Cooke Marker Dedication to Feature Historic
"I Remember Sam" Panel
CLARKSDALE - When Clarksdale's first historical Walk of Fame marker is dedicated to superstar Sam Cooke on April 4, the event will include a reminiscence of the celebrity and the New World District 's rich cultural history.
Following the bronze plaque's unveiling on Issaquena Avenue outside the New Roxy Theatre where Sam Cooke once performed, a reception and a "I Remember Sam" program will be held in the renovated Greyhound Bus Station.
Panelists remembering the celebrity include area residents and members of the Cooke family traveling to Clarksdale on a bus with the Sam Cooke Fan Club. The event is free and the public is encouraged to participate.
"Sam Cooke came to our house several times, because Early was his sponsor," recalls Ella Wright, widow of Clarksdale's legendary radio broadcaster Early Wright, who was a tireless organizer of gospel programs.
"Sam and the Soul Stirrers performed at Higgins (High School) and later at George H. Oliver School," she continued.
"He was a nice and friendly young man - not stuck up like some celebrities," she said. As Mississippi's first African-American disc jockey broadcasting as "The Soul Man" on WROX Radio each weekday night for 52 years, Early Wright shared similar interests with Sam Cooke.
Both were rooted in gospel.
However, Cooke's crossover to soul with "You Send Me" skyrocketed an internationally prominent career crowned by induction in the Rock n' Roll Hall of Fame while Wright continued to champion both genres by promoting gospel and blues/soul concerts on the radio.
Walking a narrow line, Wright featured interviews with Elvis Presley, Muddy Waters, and Bobby Rush in the first half of his show followed by two hours of messages from evangelizing preachers, choirs, church and obituary announcements and directions about where to deliver fried chicken for funeral dinners.
"Sam Cooke had a wonderful voice, and always ended singing "I'm Going to Leave You in the Hands of the Lord," said Ella Wright.
Alice Green, secretary for Century Funeral Home, remembers the excitement of hearing Sam Cooke perform.
So does Yvonne Stanford, library director at Coahoma Community College, who attended concerts with her mother, Josephine McClinton, at George Oliver featuring the Soul Stirrers and also the Staple Singers.
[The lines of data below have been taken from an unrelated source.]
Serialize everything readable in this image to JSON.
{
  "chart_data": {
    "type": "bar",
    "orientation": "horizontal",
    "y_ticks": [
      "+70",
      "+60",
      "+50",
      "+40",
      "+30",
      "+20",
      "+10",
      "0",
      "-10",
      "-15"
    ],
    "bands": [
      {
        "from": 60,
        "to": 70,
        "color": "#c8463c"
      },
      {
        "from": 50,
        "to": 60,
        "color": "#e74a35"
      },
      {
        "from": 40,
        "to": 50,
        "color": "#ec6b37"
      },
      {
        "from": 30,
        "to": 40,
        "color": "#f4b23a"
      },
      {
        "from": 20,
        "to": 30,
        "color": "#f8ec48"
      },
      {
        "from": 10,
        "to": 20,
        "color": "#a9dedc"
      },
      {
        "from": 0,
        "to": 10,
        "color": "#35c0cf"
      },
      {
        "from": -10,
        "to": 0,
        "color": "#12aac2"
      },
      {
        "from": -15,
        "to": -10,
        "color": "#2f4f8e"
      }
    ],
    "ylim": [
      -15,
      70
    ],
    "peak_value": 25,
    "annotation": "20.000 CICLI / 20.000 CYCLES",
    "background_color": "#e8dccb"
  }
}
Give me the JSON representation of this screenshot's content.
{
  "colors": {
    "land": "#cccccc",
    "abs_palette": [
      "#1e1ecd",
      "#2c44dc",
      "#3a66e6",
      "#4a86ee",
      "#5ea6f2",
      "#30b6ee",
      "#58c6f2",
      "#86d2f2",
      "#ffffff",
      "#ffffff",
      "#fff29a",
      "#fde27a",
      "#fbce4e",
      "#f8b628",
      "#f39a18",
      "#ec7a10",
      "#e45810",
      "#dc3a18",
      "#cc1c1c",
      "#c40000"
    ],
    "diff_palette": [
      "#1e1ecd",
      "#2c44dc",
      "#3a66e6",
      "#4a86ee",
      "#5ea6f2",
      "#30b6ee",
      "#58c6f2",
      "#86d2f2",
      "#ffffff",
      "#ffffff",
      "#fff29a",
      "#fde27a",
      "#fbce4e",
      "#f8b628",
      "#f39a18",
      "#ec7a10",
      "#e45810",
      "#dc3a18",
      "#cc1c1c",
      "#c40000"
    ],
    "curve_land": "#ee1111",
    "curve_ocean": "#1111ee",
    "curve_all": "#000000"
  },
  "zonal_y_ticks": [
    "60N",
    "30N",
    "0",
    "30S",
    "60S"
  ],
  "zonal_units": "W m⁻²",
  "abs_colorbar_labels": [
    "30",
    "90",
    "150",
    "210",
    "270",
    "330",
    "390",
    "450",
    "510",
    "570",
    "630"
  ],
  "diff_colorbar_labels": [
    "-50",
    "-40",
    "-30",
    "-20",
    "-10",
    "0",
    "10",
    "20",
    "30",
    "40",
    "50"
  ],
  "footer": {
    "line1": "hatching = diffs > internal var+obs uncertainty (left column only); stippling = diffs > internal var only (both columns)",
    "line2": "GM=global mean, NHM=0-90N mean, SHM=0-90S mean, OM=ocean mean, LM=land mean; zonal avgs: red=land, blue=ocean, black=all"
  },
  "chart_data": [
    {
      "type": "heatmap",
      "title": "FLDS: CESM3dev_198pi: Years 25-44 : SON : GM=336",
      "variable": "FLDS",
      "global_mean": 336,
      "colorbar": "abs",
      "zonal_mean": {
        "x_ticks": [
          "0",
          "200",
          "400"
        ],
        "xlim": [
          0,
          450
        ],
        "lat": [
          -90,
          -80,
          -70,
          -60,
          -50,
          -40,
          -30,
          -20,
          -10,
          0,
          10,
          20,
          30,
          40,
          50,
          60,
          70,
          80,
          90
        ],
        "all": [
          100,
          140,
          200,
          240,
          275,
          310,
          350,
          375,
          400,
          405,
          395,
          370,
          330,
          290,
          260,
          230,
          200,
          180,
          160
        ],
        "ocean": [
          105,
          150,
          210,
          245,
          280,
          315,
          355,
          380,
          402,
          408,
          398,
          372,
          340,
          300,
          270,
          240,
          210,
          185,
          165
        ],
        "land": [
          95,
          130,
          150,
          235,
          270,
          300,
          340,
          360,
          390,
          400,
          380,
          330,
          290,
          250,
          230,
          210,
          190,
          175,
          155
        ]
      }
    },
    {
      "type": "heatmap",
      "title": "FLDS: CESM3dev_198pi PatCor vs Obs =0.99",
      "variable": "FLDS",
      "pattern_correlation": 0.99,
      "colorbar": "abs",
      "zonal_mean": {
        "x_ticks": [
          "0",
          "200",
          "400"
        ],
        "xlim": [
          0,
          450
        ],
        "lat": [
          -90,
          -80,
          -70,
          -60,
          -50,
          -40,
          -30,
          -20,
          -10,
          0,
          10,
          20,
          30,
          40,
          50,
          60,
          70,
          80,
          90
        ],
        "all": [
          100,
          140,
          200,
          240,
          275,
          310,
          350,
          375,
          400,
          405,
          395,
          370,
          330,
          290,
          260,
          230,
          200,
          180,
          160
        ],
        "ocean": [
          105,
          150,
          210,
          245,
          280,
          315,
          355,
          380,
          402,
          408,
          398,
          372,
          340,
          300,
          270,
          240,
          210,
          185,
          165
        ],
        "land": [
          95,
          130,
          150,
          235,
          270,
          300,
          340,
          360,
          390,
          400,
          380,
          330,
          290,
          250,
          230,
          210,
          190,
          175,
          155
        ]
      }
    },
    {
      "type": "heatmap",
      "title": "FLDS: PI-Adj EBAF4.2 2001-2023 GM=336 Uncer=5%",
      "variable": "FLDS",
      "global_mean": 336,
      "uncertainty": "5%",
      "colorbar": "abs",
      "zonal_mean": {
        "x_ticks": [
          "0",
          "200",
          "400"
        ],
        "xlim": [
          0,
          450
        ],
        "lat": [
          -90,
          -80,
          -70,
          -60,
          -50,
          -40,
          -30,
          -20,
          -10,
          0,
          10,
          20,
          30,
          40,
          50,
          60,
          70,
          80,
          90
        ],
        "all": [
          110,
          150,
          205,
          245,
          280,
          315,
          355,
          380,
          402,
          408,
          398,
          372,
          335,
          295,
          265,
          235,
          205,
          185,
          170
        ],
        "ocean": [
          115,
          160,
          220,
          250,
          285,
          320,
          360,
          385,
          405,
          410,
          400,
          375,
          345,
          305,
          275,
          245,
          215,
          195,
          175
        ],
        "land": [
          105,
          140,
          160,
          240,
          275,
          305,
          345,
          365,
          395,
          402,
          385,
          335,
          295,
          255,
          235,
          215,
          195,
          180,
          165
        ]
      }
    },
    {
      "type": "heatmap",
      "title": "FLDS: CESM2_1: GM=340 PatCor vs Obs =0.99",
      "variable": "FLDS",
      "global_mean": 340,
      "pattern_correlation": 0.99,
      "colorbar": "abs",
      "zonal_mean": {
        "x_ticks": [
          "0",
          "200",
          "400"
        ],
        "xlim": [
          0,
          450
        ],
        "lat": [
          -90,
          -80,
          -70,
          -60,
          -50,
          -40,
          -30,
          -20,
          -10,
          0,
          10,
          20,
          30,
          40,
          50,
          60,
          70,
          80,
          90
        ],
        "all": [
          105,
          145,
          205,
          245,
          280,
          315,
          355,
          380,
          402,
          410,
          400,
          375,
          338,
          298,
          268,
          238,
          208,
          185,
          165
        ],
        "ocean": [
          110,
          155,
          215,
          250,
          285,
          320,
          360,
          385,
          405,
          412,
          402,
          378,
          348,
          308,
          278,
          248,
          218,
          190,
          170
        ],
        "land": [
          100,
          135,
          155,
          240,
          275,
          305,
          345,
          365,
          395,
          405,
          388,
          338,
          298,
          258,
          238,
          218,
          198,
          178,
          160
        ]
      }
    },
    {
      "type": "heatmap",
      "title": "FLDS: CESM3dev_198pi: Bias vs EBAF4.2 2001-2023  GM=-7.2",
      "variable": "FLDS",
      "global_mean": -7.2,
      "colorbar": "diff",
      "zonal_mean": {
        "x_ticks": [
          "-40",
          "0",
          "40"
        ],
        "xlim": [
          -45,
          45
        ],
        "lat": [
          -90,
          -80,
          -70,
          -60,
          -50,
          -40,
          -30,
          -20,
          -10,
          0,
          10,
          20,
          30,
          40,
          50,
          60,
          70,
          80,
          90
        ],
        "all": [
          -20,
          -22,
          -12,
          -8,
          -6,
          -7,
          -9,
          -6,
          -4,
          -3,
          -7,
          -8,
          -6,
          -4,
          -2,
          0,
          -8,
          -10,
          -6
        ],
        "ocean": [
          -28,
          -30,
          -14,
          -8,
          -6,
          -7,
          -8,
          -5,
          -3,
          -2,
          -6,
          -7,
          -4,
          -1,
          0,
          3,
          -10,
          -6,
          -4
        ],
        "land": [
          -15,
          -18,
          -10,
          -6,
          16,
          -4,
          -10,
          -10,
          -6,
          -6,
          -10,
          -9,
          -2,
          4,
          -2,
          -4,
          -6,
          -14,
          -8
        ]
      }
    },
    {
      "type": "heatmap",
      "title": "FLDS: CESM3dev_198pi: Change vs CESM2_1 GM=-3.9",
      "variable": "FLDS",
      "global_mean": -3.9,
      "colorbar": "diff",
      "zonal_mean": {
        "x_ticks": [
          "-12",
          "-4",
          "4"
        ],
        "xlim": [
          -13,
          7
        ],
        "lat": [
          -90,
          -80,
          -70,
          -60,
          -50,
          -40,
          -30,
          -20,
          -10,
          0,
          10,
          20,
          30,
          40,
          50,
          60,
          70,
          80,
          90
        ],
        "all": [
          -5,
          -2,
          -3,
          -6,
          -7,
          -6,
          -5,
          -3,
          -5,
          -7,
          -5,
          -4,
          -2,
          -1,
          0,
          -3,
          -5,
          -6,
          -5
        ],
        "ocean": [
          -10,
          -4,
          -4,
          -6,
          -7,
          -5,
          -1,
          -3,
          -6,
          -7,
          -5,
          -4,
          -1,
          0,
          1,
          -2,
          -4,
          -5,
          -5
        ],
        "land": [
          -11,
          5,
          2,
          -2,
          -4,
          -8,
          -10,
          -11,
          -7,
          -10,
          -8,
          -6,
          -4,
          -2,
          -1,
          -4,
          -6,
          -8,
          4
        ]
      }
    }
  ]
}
"Sam Cooke was so handsome," says Stanford.
Green says, "I grew up belonging to Hickory M.B. Church on D-36 before you get to Roundaway; I came to town to hear Sam Cooke sing in one of the Clarksdale churches."
Coahoma county roads once were numbered by county beats, according to Jesse Ivy of the County Road Department, who explains that New Africa Road to Roundaway was Road No. 36 in D or Beat 4 in the 5-beat system.
Henry Dorsey, retired fine arts chairman at Coahoma Community College, spent his childhood in the heart of the New World District watching a lively procession of music celebrities including Sam Cooke visiting Clarksdale.
"He stayed at Miss Alice's Boarding House on Yazoo, and the Crest Hotel or Bates Hotel on Paul Edwards," Dorsey said.
"Those places including Woods Drug Store, the Savoy Theatre and others on Edward's Alley and Hen's Alley, are gone now," he said.
Retired educator and former owner of the Rivermount Lounge Blues Club Melville Tillis has memories of Sam Cooke and "The Singing Children" practicing on a Yazoo Avenue porch.
"Later, Julius Guy and I tried to stop the demolition of that house on Yazoo," continued Tillis, who once played trumpet in Ike Turner's hometown band.
The pair also tried to purchase the New Roxy Theatre on Issaquena and convert it into a gospel academy.
The Walk of Fame marker program is being sponsored by the Clarksdale/Coahoma County Chamber of Commerce to honor great citizens who have made significant contributions with national and international impact in entertainment, music, film, sports, literature, art, education, civil rights, and history.
The plaques will be located near a site of historical significance associated with the honoree, and eventually will become part of a walking tour of downtown Clarksdale. If no downtown site is appropriate, marker sponsorships may be purchased by interested individuals or businesses.
The second dedication will honor blues pioneer Son House of Lyon, who was a mentor for many musicians including Muddy Waters. The dedication is scheduled for April 18 on the sidewalk outside Cat Head Delta Blues and Folk Art on Delta Avenue.
Nominations of honorees are solicited from the community-at-large and submitted to the Walk of Fame Committee, Box 160, Clarksdale, MS 38614.